Monday, March 15, 2010
A Single Man (2009)
There are great movies, and then there are great performances. “A Single Man” isn’t a particularly great movie, although it is competently done for a Sundance-type movie by a rookie director (fashion designer Tom Ford). The film does, however, feature a great performance by Colin Firth. He plays George, an English professor frozen by grief 8 months after the death of Jim, his lover and life partner of 16 years. George has decided to kill himself, and the movie follows him on what is to be his last day. The universe is not content to let George simply fade away, however. As he goes about tidying up his affairs, giving a last lecture, and having dinner with his best friend (played by Julianne Moore), he keeps having run-ins with people who seem determined to drag him back from the edge of despair. Finally, it is one of George’s students, a thoughtful, and optimistic young man (Nicholas Hoult) named Kenny, who makes George dare to consider being happy again. As Kenny puts it, “You never know what’s going to come next.”

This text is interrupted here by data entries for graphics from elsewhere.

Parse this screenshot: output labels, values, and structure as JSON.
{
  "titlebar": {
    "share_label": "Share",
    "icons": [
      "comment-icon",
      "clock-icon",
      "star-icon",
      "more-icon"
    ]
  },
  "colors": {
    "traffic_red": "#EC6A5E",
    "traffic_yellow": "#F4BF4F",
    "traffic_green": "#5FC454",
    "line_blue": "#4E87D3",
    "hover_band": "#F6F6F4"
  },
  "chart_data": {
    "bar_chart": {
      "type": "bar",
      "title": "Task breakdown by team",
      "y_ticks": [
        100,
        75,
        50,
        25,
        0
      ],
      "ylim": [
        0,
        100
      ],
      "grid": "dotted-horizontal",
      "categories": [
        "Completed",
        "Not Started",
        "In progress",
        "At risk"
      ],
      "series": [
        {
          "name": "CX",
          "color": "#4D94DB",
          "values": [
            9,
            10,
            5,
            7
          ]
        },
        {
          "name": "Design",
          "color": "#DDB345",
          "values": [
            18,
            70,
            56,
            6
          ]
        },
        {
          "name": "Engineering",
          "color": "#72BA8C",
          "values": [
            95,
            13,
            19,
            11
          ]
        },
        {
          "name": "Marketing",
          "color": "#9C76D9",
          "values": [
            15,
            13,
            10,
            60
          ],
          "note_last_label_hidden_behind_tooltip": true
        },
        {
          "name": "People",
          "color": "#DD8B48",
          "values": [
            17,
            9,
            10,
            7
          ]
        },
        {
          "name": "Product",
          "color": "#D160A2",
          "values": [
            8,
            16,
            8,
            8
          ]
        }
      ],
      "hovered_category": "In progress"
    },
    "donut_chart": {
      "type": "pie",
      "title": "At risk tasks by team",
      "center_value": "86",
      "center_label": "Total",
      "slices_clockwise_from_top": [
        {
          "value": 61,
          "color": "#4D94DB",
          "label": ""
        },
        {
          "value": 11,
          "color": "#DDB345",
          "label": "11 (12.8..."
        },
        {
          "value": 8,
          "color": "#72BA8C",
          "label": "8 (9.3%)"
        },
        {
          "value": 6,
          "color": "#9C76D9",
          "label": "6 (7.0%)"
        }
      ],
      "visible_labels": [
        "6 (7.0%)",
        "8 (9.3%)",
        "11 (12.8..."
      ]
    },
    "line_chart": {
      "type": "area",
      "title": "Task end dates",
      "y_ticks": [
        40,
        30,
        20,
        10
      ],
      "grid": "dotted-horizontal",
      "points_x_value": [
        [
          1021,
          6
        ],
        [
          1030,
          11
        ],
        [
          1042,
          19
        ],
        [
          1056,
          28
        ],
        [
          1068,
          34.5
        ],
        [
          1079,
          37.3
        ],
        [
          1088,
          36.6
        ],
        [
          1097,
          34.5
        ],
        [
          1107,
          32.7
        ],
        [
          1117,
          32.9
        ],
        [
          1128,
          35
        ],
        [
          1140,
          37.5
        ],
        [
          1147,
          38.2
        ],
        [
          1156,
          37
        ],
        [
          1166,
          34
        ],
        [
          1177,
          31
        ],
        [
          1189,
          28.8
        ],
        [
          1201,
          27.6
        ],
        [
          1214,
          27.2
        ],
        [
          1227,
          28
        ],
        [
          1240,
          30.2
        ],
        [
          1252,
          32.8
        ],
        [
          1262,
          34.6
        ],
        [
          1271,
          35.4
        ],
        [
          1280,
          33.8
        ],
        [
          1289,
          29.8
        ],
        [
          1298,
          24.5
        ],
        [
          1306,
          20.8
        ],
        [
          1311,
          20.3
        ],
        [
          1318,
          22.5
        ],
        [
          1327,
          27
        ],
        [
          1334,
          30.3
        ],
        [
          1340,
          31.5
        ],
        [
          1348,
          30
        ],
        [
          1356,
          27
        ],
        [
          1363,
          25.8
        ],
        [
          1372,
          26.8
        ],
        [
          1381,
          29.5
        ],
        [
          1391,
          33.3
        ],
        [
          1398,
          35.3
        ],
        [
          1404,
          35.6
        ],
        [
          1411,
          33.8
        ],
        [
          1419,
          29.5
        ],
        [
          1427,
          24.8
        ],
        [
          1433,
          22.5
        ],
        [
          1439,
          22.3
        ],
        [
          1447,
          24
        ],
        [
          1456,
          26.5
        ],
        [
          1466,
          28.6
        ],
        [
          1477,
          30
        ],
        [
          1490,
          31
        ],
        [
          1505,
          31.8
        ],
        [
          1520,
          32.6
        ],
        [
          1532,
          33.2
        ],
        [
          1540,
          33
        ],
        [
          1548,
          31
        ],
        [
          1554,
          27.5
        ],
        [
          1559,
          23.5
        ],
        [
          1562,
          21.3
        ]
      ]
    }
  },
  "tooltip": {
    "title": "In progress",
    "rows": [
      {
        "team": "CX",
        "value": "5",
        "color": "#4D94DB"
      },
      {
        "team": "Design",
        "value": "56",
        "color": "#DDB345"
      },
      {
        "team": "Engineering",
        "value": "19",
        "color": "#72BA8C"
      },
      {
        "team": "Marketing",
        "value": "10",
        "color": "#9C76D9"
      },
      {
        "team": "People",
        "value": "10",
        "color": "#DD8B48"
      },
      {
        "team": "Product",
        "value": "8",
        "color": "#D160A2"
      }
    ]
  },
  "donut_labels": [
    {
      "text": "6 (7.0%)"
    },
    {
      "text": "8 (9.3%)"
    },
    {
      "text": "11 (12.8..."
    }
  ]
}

“A Single Man” is exactly what it should be, a small, thoughtful movie that you just know is based on a book by somebody (Christopher Isherwood, in fact). It is, perhaps, a bit too full of scenes where men stare searchingly into each others’ eyes, but otherwise it makes a fine, intellectual-chick-flick. What takes the film beyond that status is Colin Firth’s acting. He is absolutely perfect in this movie. He is temperamentally the obvious choice for George, having played so many other restrained, extremely British types. In scene after scene, Firth speaks volumes with just a subtle change in facial or body position. He adeptly takes us inside the despair of this buttoned-down, closed-off character and makes us feel joy when George’s ice starts to melt.